Девушка немедленно вспыхнула. Перенеся вес на здоровую ногу, она трижды ударила костылем в землю.
– Он убийца! Убийца! Убийца! Это он принес смерть Розанне Спирман! – выкрикнула она во весь голос. Один-два человека во дворе оторвались от работы и подняли головы. Увидев, что это была Люси-Хромуша, и зная, чего от нее ожидать, они снова занялись своим делом.
– Он принес смерть Розанне Спирман? Что заставляет тебя так говорить, Люси?
– Разве это вас волнует? Когда это волновало мужчин? Ох! Если бы она только относилась к мужчинам, как я, до сих пор была бы жива!
– Бедняжка всегда хорошо относилась ко мне. И я по мере возможности всегда старался так же относиться к ней.
Я произнес эти слова как можно более примирительно. По правде говоря, мне не хватило духа дразнить девушку новыми колкостями. Поначалу я заметил только ее норов. Теперь я разглядел за ним отчаяние. В отчаянии простые люди нередко говорят дерзости. Мой ответ смягчил Люси-Хромушу. Она опустила голову на костыль.
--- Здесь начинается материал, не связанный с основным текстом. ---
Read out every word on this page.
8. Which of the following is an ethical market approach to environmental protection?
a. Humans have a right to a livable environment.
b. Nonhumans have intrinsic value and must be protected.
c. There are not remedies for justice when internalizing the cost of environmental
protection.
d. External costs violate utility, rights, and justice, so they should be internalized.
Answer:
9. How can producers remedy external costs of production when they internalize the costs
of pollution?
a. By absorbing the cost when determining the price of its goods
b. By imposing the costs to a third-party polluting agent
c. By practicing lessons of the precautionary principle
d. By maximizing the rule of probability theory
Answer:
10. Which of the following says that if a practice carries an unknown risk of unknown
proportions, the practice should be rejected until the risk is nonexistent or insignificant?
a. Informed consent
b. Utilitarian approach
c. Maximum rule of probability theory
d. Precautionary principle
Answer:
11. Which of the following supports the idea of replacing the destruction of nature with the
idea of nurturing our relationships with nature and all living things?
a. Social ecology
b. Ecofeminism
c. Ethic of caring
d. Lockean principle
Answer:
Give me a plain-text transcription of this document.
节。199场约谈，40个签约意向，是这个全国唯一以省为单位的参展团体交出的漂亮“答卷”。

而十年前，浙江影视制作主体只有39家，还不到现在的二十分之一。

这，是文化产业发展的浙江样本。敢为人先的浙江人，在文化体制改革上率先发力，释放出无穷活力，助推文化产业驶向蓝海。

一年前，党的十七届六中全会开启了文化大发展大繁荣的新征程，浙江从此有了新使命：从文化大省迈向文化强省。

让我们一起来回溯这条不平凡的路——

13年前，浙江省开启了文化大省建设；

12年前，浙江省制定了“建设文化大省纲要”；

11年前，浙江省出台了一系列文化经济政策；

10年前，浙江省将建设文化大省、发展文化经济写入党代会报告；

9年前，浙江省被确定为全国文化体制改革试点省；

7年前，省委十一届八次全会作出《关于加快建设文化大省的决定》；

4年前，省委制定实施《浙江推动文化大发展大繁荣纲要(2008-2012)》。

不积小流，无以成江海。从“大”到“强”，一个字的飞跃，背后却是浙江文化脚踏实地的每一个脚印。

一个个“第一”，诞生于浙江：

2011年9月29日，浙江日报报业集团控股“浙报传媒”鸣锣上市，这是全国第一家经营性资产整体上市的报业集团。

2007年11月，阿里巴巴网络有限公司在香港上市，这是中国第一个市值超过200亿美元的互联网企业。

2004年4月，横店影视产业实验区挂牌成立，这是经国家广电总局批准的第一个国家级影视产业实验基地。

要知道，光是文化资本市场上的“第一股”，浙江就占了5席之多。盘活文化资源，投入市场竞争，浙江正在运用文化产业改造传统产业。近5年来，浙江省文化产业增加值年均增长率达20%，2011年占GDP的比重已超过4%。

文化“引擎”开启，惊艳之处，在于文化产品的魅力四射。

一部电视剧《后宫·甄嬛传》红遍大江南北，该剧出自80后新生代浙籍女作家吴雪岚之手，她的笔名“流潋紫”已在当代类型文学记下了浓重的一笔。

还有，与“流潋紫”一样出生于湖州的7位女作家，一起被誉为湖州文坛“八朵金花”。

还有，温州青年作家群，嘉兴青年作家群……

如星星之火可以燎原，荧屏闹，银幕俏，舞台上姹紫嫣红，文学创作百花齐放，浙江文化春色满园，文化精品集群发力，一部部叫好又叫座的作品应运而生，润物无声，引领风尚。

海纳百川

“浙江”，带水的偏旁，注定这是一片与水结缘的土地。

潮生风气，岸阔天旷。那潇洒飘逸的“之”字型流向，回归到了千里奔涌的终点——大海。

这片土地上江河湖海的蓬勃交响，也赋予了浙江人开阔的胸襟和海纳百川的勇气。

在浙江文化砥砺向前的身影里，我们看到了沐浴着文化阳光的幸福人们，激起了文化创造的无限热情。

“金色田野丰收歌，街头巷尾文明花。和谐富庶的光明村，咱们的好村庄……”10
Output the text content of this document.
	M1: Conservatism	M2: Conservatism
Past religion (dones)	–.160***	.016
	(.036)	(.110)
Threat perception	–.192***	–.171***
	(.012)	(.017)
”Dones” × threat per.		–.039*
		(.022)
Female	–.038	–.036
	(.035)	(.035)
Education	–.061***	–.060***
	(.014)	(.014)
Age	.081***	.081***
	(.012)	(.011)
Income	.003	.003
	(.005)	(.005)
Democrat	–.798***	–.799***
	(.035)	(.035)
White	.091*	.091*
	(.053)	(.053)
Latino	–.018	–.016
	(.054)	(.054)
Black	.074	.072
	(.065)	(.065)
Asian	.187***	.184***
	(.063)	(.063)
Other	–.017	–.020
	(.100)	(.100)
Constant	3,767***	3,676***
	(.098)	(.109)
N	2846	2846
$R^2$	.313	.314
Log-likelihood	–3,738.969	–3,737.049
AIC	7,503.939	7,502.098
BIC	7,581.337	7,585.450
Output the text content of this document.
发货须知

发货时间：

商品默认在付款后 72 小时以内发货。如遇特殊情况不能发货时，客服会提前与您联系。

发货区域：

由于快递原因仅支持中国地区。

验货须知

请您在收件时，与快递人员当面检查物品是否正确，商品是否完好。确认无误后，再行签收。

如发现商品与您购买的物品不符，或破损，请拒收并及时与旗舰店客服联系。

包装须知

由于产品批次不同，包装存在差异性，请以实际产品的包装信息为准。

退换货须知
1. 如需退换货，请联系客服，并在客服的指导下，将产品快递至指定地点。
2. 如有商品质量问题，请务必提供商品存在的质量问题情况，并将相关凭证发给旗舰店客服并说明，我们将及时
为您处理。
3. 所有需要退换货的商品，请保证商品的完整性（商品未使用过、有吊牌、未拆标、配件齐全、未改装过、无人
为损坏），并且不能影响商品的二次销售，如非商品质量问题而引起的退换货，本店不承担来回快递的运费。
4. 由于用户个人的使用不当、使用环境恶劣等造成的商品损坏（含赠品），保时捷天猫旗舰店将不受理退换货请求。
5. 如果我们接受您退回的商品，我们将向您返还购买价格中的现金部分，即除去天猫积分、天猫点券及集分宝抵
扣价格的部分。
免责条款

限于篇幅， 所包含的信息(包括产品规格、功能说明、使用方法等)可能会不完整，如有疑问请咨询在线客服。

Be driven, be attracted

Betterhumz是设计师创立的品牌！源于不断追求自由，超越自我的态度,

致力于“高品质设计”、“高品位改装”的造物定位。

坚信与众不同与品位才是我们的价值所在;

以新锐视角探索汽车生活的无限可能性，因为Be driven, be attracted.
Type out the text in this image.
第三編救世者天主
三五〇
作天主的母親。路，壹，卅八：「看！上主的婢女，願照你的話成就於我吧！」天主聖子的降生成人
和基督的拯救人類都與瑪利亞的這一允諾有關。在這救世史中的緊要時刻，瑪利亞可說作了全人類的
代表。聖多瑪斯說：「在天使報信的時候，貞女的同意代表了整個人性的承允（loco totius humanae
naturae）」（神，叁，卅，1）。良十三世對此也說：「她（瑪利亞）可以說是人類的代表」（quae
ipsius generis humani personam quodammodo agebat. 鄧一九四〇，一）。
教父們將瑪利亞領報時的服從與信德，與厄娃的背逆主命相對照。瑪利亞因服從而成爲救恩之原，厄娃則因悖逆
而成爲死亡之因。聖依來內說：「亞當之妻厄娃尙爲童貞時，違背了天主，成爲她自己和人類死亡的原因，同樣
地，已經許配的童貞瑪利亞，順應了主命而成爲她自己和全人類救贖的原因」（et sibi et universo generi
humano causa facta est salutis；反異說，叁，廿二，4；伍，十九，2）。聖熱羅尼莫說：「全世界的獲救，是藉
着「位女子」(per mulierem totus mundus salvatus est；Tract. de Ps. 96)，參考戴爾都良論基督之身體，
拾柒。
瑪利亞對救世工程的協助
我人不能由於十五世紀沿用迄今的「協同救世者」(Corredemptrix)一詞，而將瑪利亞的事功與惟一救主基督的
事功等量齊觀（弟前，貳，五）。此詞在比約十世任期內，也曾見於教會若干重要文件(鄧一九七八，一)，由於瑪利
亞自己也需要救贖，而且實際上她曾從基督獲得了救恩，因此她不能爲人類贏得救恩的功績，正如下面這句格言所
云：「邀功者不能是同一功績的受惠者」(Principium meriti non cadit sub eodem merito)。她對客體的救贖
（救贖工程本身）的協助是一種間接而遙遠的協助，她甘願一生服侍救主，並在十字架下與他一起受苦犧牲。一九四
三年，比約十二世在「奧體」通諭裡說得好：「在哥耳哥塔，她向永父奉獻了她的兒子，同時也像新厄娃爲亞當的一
– Я любила ее, – тихо произнесла она. – Розанне страшно не повезло в жизни, мистер Беттередж. Злые люди плохо с ней обошлись и толкнули на дурной путь, испортив ее добрый характер. Она была ангелом и могла бы быть счастлива со мной. У меня был план вдвоем с ней переехать в Лондон под видом сестер и зарабатывать на жизнь шитьем. А этот мужчина приехал и все испортил. Он околдовал ее. Не надо мне говорить, что он не хотел и ничего не знал. Должен был знать. Он должен был сжалиться над ней. «Я не могу жить без него, а он – ах, Люси – даже не смотрит на меня». Вот что она говорила. Какая жестокость! Я ее убеждала, мол, ни один мужчина не стоит того, чтобы так из-за него убиваться. А она: «Бывают мужчины, ради кого не жалко умереть, и он один из них». Я скопила немного денег. Договорилась с матерью и отцом. Хотела увезти ее от унижений, которые она здесь терпела. Мы бы сняли в Лондоне комнату и жили бы вместе как сестры. У нее, знаете ли, было неплохое образование и хороший почерк. Иглой сноровисто работала. У меня тоже есть хорошее образование и хороший почерк. С иглой, правда, я не так проворно управляюсь, но могла бы научиться. Мы бы прекрасно прожили вместе. И что происходит сегодня утром? Что, скажите? Приходит письмо, в котором она пишет, что сбросила с себя тяжесть жизни. Приходит письмо, а в нем – последнее прощай. Где он? – Девушка оторвала голову от костыля, меча молнии сквозь слезы. – Где этот джентльмен, о котором я должна говорить исключительно с почтением? Не так далек день, мистер Беттередж, когда бедняки восстанут против богатых. Молю господа, чтобы они начали расправу с него. Сделай так, господи, чтобы они начали с него.